The Six Wives of Henry VIII | Anne Boleyn
- HP Fryer
- Feb 14, 2018
- 3 min read
Updated: Apr 26, 2018
Although Anne Boleyn has had an incredible impact on world history, we don't really even know the year she was born. Historians guess it's either 1501 or 1507, no-one had thought it that important to record it, she was just a daughter of an aristocratic family. No-one in their wildest dreams would have imagined that one day she would be Queen of England.
As her father was a successful diplomat, Anne spent a lot of her childhood and teens on the European continent. She was even a young lady-in-waiting to Margaret of Austria for a period of time, the first woman I wrote about in this blog.
In 1514, her Dad, Thomas Boleyn, got her a prime spot as a lady-in-waiting in the French court and there she soaked up the culture, language and fashion as if she was a native born French woman.
In the 1520s Anne moved back to England where she became a lady-in-waiting to Queen Catherine of Aragon. Her French customs were seen as incredibly sophisticated and exotic back home and people were entranced (especially the men).
She was also witty, charming and well educated, all things which eventually caught the eye of King Henry himself. Henry had already had an affair with Anne’s older sister Mary, but Anne was different. For one thing, she refused to be ‘just’ his mistress and said she would not sleep with Henry unless they were married. Henry was not used to rejection and so pursued Anne relentlessly. The more she rejected him the hotter he got for her. He was madly, passionately in love, there was only one, BIG, problem, his wife Catherine.
Catherine had reached an age where she was unlikely to bear any more children, and the only thing Henry wanted more than Anne was a male heir. Henry thought he had a solution, divorce Catherine and trade her in for a younger more fertile model, Anne, win-win, or so he thought…
Anne waited, not so patiently, seven years for the divorce to come through and her chance to become queen. In the end, it paid off and in 1533 she was finally the Queen of England and Henry’s wife. To crown her victory Anne gave birth later that year. Everyone was incredibly confident it would be a boy. There were announcements prepared and written up for the birth of a prince... except when it came out it was very much a girl. Two Ss had to be squeezed in to turn the ‘prince’ to a ‘princess’. The baby was called Elizabeth (later Queen Elizabeth I.) A girl isn’t too bad though people thought, she had one healthy child, she’ll likely have more. But Anne didn’t, she had miscarriage after miscarriage.
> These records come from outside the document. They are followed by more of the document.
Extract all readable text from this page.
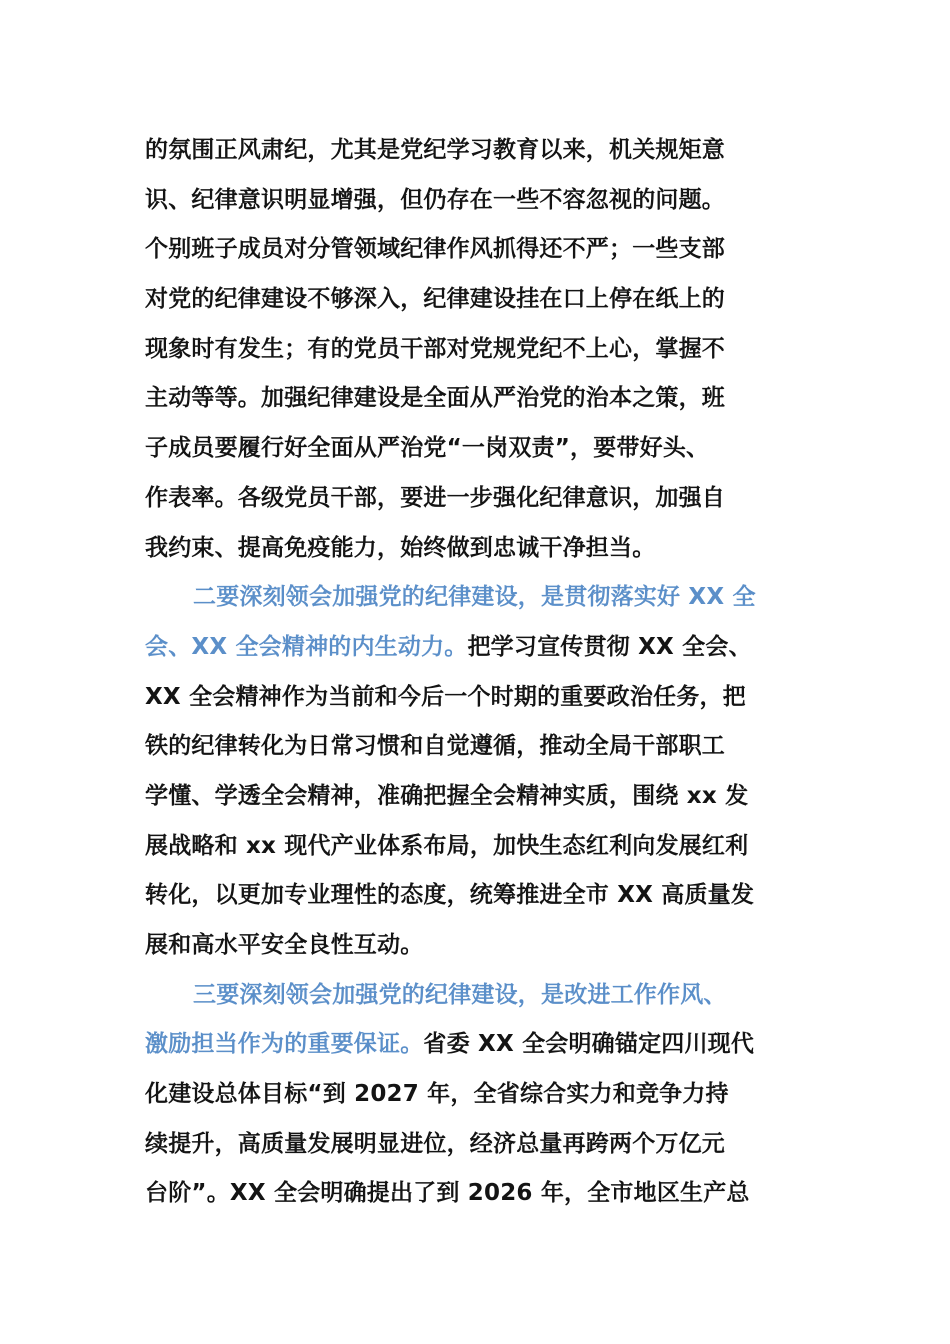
的氛围正风肃纪，尤其是党纪学习教育以来，机关规矩意
识、纪律意识明显增强，但仍存在一些不容忽视的问题。
个别班子成员对分管领域纪律作风抓得还不严；一些支部
对党的纪律建设不够深入，纪律建设挂在口上停在纸上的
现象时有发生；有的党员干部对党规党纪不上心，掌握不
主动等等。加强纪律建设是全面从严治党的治本之策，班
子成员要履行好全面从严治党“一岗双责”，要带好头、
作表率。各级党员干部，要进一步强化纪律意识，加强自
我约束、提高免疫能力，始终做到忠诚干净担当。
二要深刻领会加强党的纪律建设，是贯彻落实好 XX 全
会、XX 全会精神的内生动力。把学习宣传贯彻 XX 全会、
XX 全会精神作为当前和今后一个时期的重要政治任务，把
铁的纪律转化为日常习惯和自觉遵循，推动全局干部职工
学懂、学透全会精神，准确把握全会精神实质，围绕 xx 发
展战略和 xx 现代产业体系布局，加快生态红利向发展红利
转化，以更加专业理性的态度，统筹推进全市 XX 高质量发
展和高水平安全良性互动。
三要深刻领会加强党的纪律建设，是改进工作作风、
激励担当作为的重要保证。省委 XX 全会明确锚定四川现代
化建设总体目标“到 2027 年，全省综合实力和竞争力持
续提升，高质量发展明显进位，经济总量再跨两个万亿元
台阶”。XX 全会明确提出了到 2026 年，全市地区生产总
And that wasn’t all, Anne’s sassiness, which he had so loved when she was his mistress, had started to annoy Henry now she was his wife. In typical 16th Century fashion, he expected a wife to be submissive and a bit of a doormat, Anne could never be any of those things.
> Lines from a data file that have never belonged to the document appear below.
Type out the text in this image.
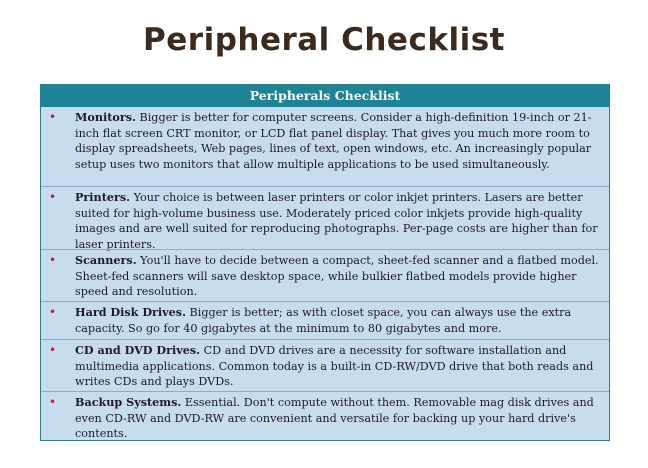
Peripheral Checklist
Peripherals Checklist
•	Monitors. Bigger is better for computer screens. Consider a high-definition 19-inch or 21-inch flat screen CRT monitor, or LCD flat panel display. That gives you much more room to display spreadsheets, Web pages, lines of text, open windows, etc. An increasingly popular setup uses two monitors that allow multiple applications to be used simultaneously.
•	Printers. Your choice is between laser printers or color inkjet printers. Lasers are better suited for high-volume business use. Moderately priced color inkjets provide high-quality images and are well suited for reproducing photographs. Per-page costs are higher than for laser printers.
•	Scanners. You'll have to decide between a compact, sheet-fed scanner and a flatbed model. Sheet-fed scanners will save desktop space, while bulkier flatbed models provide higher speed and resolution.
•	Hard Disk Drives. Bigger is better; as with closet space, you can always use the extra capacity. So go for 40 gigabytes at the minimum to 80 gigabytes and more.
•	CD and DVD Drives. CD and DVD drives are a necessity for software installation and multimedia applications. Common today is a built-in CD-RW/DVD drive that both reads and writes CDs and plays DVDs.
•	Backup Systems. Essential. Don't compute without them. Removable mag disk drives and even CD-RW and DVD-RW are convenient and versatile for backing up your hard drive's contents.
She was also very unpopular. People saw her as a home wrecker and ‘the other woman’. It didn’t help matters that Queen Catherine had been so popular. Anne was surrounded by enemies at court and it was at this moment they decided to pounce.
After only three years of marriage, trumped up charges that Anne had been cheating on Henry emerged. The accusations were wild, they even accused her of sleeping with her own brother, George.Henry was all too happy to go along with the accusations against his quarrelsome, non-son producing wife.
For Henry, cheating on the King was considered treason and the punishment for treason was death. So Anne was locked in the Tower of London, as well as the men she was accused of cheating on Henry with (including George).
Anne and her so-called lovers were given show trials and sentenced to death.
She was beheaded on the 15th May 1536. Henry got engaged to his next wife, Jane Seymour the very next day.